The entirety of information related to an incident is often spread across multiple data sources: SNMP, Flow Data, Syslog, etc. Correlation is a way of bringing a more holistic view of an incident, into better focus, in an automated way, so network operations teams do not have to manually create this view by going from one network operations tool to another. In so doing, operations teams can start working on mitigation and remediation much sooner.

How is AI making a difference in Networking?

The front-end of real-time AI is a high-performance big data ingestion and normalization pipeline which, along with high-performance / high-efficiency algorithms, makes possible the analysis of multiple data sources / types, and ultimately a single platform that can do what multiple tools do today.

When based on a multivendor / multilayer network model that understands network objects, relationships, state, and behavior, AI can identify the root of an incident. Dramatically reducing time to mitigation and repair.

Correlation, customer policy, ML models instead of thresholds, combined with other techniques is reducing incident notifications / trouble ticket creation by a factor of 10+.

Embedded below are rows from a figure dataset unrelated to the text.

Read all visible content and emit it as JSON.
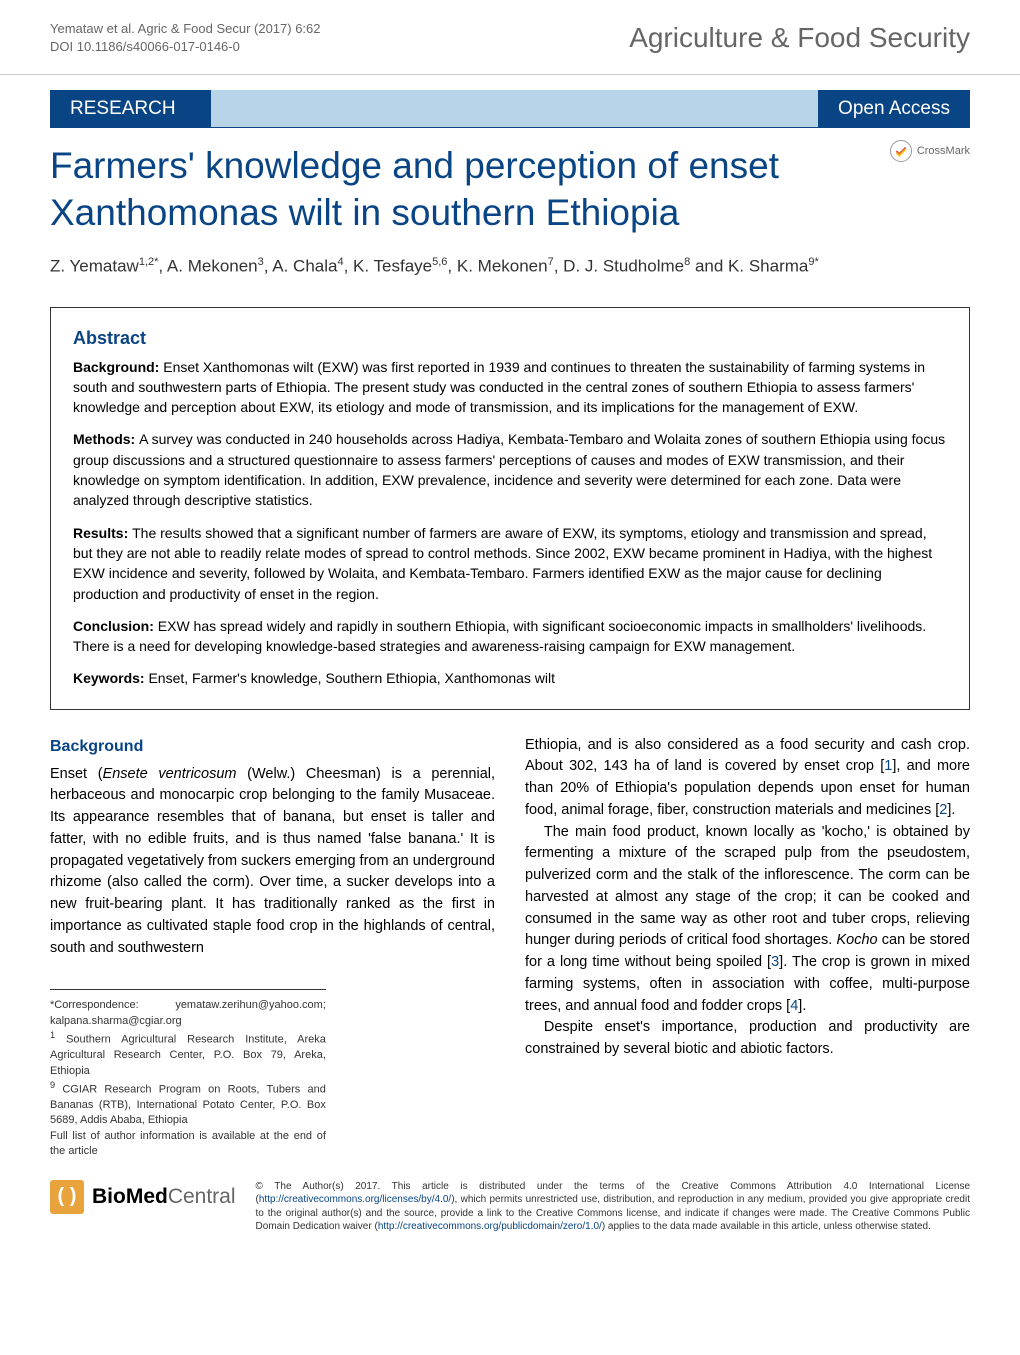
{
  "header": {
    "citation_line1": "Yemataw et al. Agric & Food Secur  (2017) 6:62",
    "citation_line2": "DOI 10.1186/s40066-017-0146-0",
    "journal_name": "Agriculture & Food Security"
  },
  "banner": {
    "research_label": "RESEARCH",
    "open_access_label": "Open Access",
    "crossmark_label": "CrossMark"
  },
  "title": "Farmers' knowledge and perception of enset Xanthomonas wilt in southern Ethiopia",
  "authors": "Z. Yemataw<sup>1,2*</sup>, A. Mekonen<sup>3</sup>, A. Chala<sup>4</sup>, K. Tesfaye<sup>5,6</sup>, K. Mekonen<sup>7</sup>, D. J. Studholme<sup>8</sup> and K. Sharma<sup>9*</sup>",
  "abstract": {
    "heading": "Abstract",
    "background": {
      "label": "Background: ",
      "text": "Enset Xanthomonas wilt (EXW) was first reported in 1939 and continues to threaten the sustainability of farming systems in south and southwestern parts of Ethiopia. The present study was conducted in the central zones of southern Ethiopia to assess farmers' knowledge and perception about EXW, its etiology and mode of transmission, and its implications for the management of EXW."
    },
    "methods": {
      "label": "Methods: ",
      "text": "A survey was conducted in 240 households across Hadiya, Kembata-Tembaro and Wolaita zones of southern Ethiopia using focus group discussions and a structured questionnaire to assess farmers' perceptions of causes and modes of EXW transmission, and their knowledge on symptom identification. In addition, EXW prevalence, incidence and severity were determined for each zone. Data were analyzed through descriptive statistics."
    },
    "results": {
      "label": "Results: ",
      "text": "The results showed that a significant number of farmers are aware of EXW, its symptoms, etiology and transmission and spread, but they are not able to readily relate modes of spread to control methods. Since 2002, EXW became prominent in Hadiya, with the highest EXW incidence and severity, followed by Wolaita, and Kembata-Tembaro. Farmers identified EXW as the major cause for declining production and productivity of enset in the region."
    },
    "conclusion": {
      "label": "Conclusion: ",
      "text": "EXW has spread widely and rapidly in southern Ethiopia, with significant socioeconomic impacts in smallholders' livelihoods. There is a need for developing knowledge-based strategies and awareness-raising campaign for EXW management."
    },
    "keywords": {
      "label": "Keywords: ",
      "text": "Enset, Farmer's knowledge, Southern Ethiopia, Xanthomonas wilt"
    }
  },
  "body": {
    "background_heading": "Background",
    "col1_p1": "Enset (<span class=\"italic\">Ensete ventricosum</span> (Welw.) Cheesman) is a perennial, herbaceous and monocarpic crop belonging to the family Musaceae. Its appearance resembles that of banana, but enset is taller and fatter, with no edible fruits, and is thus named 'false banana.' It is propagated vegetatively from suckers emerging from an underground rhizome (also called the corm). Over time, a sucker develops into a new fruit-bearing plant. It has traditionally ranked as the first in importance as cultivated staple food crop in the highlands of central, south and southwestern",
    "col2_p1": "Ethiopia, and is also considered as a food security and cash crop. About 302, 143 ha of land is covered by enset crop [<span class=\"ref\">1</span>], and more than 20% of Ethiopia's population depends upon enset for human food, animal forage, fiber, construction materials and medicines [<span class=\"ref\">2</span>].",
    "col2_p2": "The main food product, known locally as 'kocho,' is obtained by fermenting a mixture of the scraped pulp from the pseudostem, pulverized corm and the stalk of the inflorescence. The corm can be harvested at almost any stage of the crop; it can be cooked and consumed in the same way as other root and tuber crops, relieving hunger during periods of critical food shortages. <span class=\"italic\">Kocho</span> can be stored for a long time without being spoiled [<span class=\"ref\">3</span>]. The crop is grown in mixed farming systems, often in association with coffee, multi-purpose trees, and annual food and fodder crops [<span class=\"ref\">4</span>].",
    "col2_p3": "Despite enset's importance, production and productivity are constrained by several biotic and abiotic factors."
  },
  "footnotes": {
    "correspondence": "*Correspondence: yemataw.zerihun@yahoo.com; kalpana.sharma@cgiar.org",
    "affil1": "<sup>1</sup> Southern Agricultural Research Institute, Areka Agricultural Research Center, P.O. Box 79, Areka, Ethiopia",
    "affil9": "<sup>9</sup> CGIAR Research Program on Roots, Tubers and Bananas (RTB), International Potato Center, P.O. Box 5689, Addis Ababa, Ethiopia",
    "full_list": "Full list of author information is available at the end of the article"
  },
  "footer": {
    "logo_bio": "Bio",
    "logo_med": "Med",
    "logo_central": " Central",
    "license": "© The Author(s) 2017. This article is distributed under the terms of the Creative Commons Attribution 4.0 International License (<a>http://creativecommons.org/licenses/by/4.0/</a>), which permits unrestricted use, distribution, and reproduction in any medium, provided you give appropriate credit to the original author(s) and the source, provide a link to the Creative Commons license, and indicate if changes were made. The Creative Commons Public Domain Dedication waiver (<a>http://creativecommons.org/publicdomain/zero/1.0/</a>) applies to the data made available in this article, unless otherwise stated."
  },
  "colors": {
    "brand_blue": "#094484",
    "light_blue": "#b8d4e8",
    "biomed_orange": "#e8a33d",
    "text_gray": "#666"
  }
}
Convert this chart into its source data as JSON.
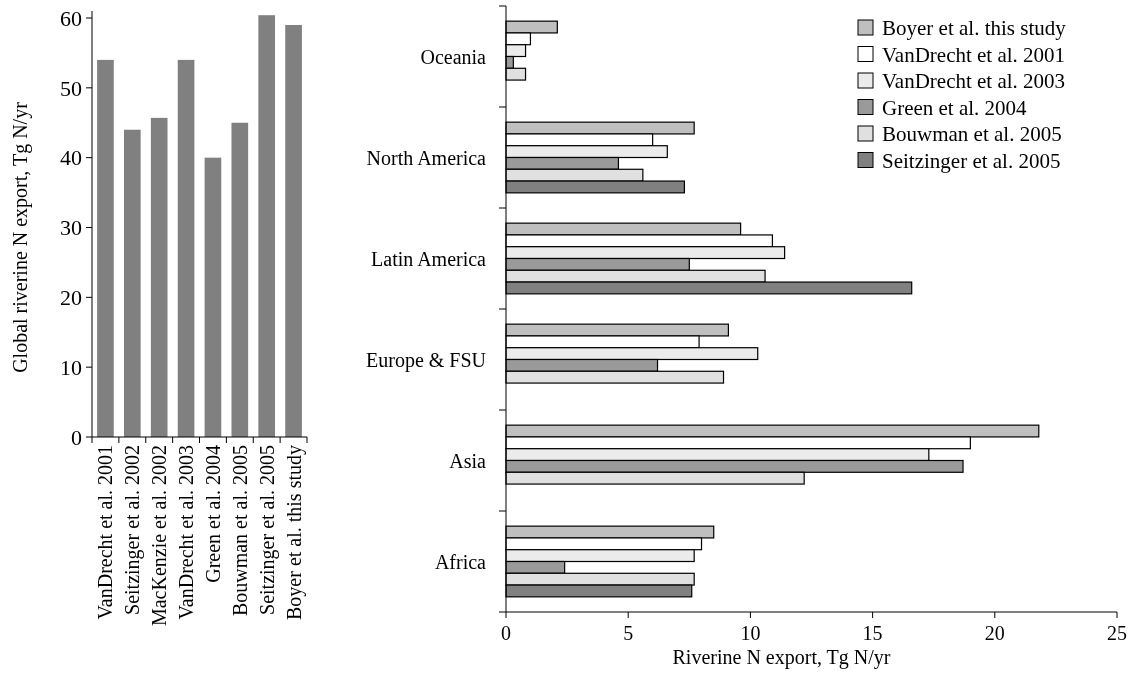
{
  "chart_data": [
    {
      "type": "bar",
      "ylabel": "Global riverine N export, Tg N/yr",
      "categories": [
        "VanDrecht et al. 2001",
        "Seitzinger et al. 2002",
        "MacKenzie et al. 2002",
        "VanDrecht et al. 2003",
        "Green et al. 2004",
        "Bouwman et al. 2005",
        "Seitzinger et al. 2005",
        "Boyer et al. this study"
      ],
      "values": [
        54,
        44,
        45.7,
        54,
        40,
        45,
        60.4,
        59
      ],
      "color": "#808080",
      "ylim": [
        0,
        61
      ],
      "yticks": [
        0,
        10,
        20,
        30,
        40,
        50,
        60
      ],
      "grid": false
    },
    {
      "type": "bar",
      "orientation": "horizontal",
      "xlabel": "Riverine N export, Tg N/yr",
      "categories": [
        "Oceania",
        "North America",
        "Latin America",
        "Europe & FSU",
        "Asia",
        "Africa"
      ],
      "xlim": [
        0,
        25
      ],
      "xticks": [
        0,
        5,
        10,
        15,
        20,
        25
      ],
      "grid": false,
      "legend": "top right",
      "series": [
        {
          "name": "Boyer et al. this study",
          "color": "#bfbfbf",
          "values": [
            2.1,
            7.7,
            9.6,
            9.1,
            21.8,
            8.5
          ]
        },
        {
          "name": "VanDrecht et al. 2001",
          "color": "#ffffff",
          "values": [
            1.0,
            6.0,
            10.9,
            7.9,
            19.0,
            8.0
          ]
        },
        {
          "name": "VanDrecht et al. 2003",
          "color": "#ebebeb",
          "values": [
            0.8,
            6.6,
            11.4,
            10.3,
            17.3,
            7.7
          ]
        },
        {
          "name": "Green et al. 2004",
          "color": "#9a9a9a",
          "values": [
            0.3,
            4.6,
            7.5,
            6.2,
            18.7,
            2.4
          ]
        },
        {
          "name": "Bouwman et al. 2005",
          "color": "#e0e0e0",
          "values": [
            0.8,
            5.6,
            10.6,
            8.9,
            12.2,
            7.7
          ]
        },
        {
          "name": "Seitzinger et al. 2005",
          "color": "#808080",
          "values": [
            null,
            7.3,
            16.6,
            null,
            null,
            7.6
          ]
        }
      ]
    }
  ]
}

NetOps teams are becoming proactive in multiple ways. They are seeing gray failures before they become downtime, they are working on incidents before customers / application teams call, and they are shifting time to activities that will lead to an increase in overall reliability.

Automated ingestion, network model discovery, anomaly detection, correlation, policy, and notification combine in a workflow that battles alert fatigue, reduces the interrupts to network operations, allows network operations to be more proactive, and improves KPIs. Network Operations teams go from being the first place fingers are pointed to be last place.

Notes

Note 1

Not all remediation can be software-controlled, for example the replacement of physical components. In addition, remediation can be operationally complex. However, there are areas where AI can improve remediation.

Note 2

Noise can be significantly reduced when all related events / anomalies are grouped into a single incident notification / record.

Note 3

Network-specialized algorithms perform better than general-purpose algorithms.